Caffery, who was taking a breath to reply, stopped. He stared at her, his eyes moving across her face. He shouldn't let himself be pulled in again she was just putting up another smokescreen and if Penderecki had told Carl about Ewan then there'd be no mystery about when it happened. But, of course, you can't let it go, can you. He sat down again, subdued, crumpling into the chair and putting his head in his hands. He sat like this for over a minute, resenting her, hating her, and wanting to hit her. "Go on then." He looked up, wearily drawing his hands down his face, knowing. "Roll out the spiel."

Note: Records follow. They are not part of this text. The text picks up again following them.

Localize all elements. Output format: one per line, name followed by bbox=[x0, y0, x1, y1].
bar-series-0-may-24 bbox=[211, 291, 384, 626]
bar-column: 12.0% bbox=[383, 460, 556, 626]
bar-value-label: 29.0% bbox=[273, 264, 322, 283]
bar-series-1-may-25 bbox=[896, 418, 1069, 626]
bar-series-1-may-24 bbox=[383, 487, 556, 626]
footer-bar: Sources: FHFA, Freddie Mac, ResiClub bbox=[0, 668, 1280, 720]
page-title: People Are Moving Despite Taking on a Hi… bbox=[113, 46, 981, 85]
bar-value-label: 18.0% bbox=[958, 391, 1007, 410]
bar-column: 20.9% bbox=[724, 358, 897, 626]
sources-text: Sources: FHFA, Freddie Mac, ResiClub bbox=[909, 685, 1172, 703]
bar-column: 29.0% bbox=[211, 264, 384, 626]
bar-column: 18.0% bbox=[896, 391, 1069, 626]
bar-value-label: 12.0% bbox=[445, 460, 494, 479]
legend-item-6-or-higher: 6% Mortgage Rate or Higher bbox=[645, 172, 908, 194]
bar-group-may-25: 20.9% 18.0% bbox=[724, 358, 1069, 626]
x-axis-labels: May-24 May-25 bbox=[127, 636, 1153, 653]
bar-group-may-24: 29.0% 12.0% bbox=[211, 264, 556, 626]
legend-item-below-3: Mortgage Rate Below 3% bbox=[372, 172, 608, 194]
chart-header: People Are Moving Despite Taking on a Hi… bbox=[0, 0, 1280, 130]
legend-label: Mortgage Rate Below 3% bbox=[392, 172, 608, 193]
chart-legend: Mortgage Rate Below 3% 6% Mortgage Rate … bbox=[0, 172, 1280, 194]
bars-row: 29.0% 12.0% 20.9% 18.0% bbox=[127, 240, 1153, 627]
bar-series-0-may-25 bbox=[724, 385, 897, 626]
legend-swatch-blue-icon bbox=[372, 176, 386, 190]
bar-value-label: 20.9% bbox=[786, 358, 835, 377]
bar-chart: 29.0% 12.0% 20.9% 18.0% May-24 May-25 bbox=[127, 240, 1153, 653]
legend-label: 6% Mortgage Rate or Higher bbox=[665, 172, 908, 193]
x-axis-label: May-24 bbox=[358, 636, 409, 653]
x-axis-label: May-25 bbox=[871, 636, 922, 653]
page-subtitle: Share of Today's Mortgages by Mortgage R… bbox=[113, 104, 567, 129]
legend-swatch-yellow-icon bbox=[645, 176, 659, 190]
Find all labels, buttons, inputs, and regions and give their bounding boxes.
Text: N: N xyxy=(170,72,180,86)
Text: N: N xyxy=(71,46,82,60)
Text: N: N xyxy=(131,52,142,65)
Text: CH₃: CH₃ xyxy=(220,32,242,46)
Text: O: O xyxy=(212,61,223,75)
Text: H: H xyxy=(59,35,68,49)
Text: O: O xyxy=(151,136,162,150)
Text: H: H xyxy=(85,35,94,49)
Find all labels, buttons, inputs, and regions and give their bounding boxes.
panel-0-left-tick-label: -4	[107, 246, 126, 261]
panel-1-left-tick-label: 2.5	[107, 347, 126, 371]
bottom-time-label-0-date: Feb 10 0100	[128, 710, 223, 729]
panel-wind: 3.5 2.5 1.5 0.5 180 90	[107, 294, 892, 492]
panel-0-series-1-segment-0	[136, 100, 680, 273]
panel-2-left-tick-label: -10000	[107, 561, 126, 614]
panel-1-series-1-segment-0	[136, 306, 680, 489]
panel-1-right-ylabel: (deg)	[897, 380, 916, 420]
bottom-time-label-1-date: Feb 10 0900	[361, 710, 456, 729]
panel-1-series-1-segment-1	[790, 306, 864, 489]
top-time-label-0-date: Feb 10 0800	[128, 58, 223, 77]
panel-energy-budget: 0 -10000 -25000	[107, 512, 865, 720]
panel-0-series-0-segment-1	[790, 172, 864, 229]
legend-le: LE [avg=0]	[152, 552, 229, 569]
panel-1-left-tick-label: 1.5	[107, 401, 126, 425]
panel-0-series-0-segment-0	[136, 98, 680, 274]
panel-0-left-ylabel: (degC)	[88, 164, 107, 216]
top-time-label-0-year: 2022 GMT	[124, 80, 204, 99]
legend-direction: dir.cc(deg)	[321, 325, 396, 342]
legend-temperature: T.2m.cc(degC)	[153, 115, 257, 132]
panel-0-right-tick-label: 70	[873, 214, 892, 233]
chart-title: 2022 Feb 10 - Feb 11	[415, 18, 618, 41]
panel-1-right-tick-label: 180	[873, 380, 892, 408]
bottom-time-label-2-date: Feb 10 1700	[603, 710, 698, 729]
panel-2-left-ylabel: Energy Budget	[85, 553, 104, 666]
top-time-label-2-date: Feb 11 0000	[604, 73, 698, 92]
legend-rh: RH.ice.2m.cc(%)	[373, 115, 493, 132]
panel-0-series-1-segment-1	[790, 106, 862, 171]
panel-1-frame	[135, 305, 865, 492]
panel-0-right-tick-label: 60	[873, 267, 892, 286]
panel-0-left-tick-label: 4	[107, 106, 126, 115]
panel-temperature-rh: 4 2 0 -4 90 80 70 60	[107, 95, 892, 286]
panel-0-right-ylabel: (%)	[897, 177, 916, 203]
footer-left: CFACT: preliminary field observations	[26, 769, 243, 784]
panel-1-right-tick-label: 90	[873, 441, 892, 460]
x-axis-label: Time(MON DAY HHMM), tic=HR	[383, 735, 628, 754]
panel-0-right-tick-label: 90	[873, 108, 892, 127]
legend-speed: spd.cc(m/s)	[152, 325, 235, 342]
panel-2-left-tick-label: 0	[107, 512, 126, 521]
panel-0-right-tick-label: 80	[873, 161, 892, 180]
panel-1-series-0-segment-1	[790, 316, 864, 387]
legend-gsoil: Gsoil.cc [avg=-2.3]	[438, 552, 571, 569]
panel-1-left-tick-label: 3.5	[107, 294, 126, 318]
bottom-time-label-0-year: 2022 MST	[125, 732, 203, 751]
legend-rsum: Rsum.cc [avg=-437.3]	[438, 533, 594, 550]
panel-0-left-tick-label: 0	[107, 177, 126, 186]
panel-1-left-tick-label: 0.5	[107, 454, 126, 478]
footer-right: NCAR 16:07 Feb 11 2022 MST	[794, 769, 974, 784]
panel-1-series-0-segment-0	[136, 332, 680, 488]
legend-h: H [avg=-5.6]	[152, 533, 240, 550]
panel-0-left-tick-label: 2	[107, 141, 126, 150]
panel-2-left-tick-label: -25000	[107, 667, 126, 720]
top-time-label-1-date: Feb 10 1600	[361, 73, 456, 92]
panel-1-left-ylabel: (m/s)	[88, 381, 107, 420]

"Nah." Lamb looked sullenly at him. She scratched under her armpit and sniffed loudly, looking around the room with her nose tipped up. "Nah," she said, looking at the ceiling. "You need to try a little harder than that. "S not that easy, is it?" She summoned up phlegm, spat into the polystyrene cup, wiped her mouth and raised her eyebrows at him. "You've got to convince me. You've got to prove you ain't nothing to do with the dirty squad. Because it's funny how they come sniffing around right after you did, isn't it?"

He nodded, and sat looking at her, stroking his chin, a therapist assessing a patient. Had Tracey Lamb known more about him she would have stopped there. She wouldn't have blatantly fed his mood pure oxygen. "Well?" she asked, cocking her head and smiling. "Come on. It's your turn to be nice to me."

And with that she'd crossed the line. It was too late. He sat forward and spoke very quietly: "Don't dick with me, Tracey." He said it into her face. "Because if I ever see you on the street I'll kill you."

"Oh," she said archly, her lips white. "Well, fuck you, then, cos maybe I don't know anything after all."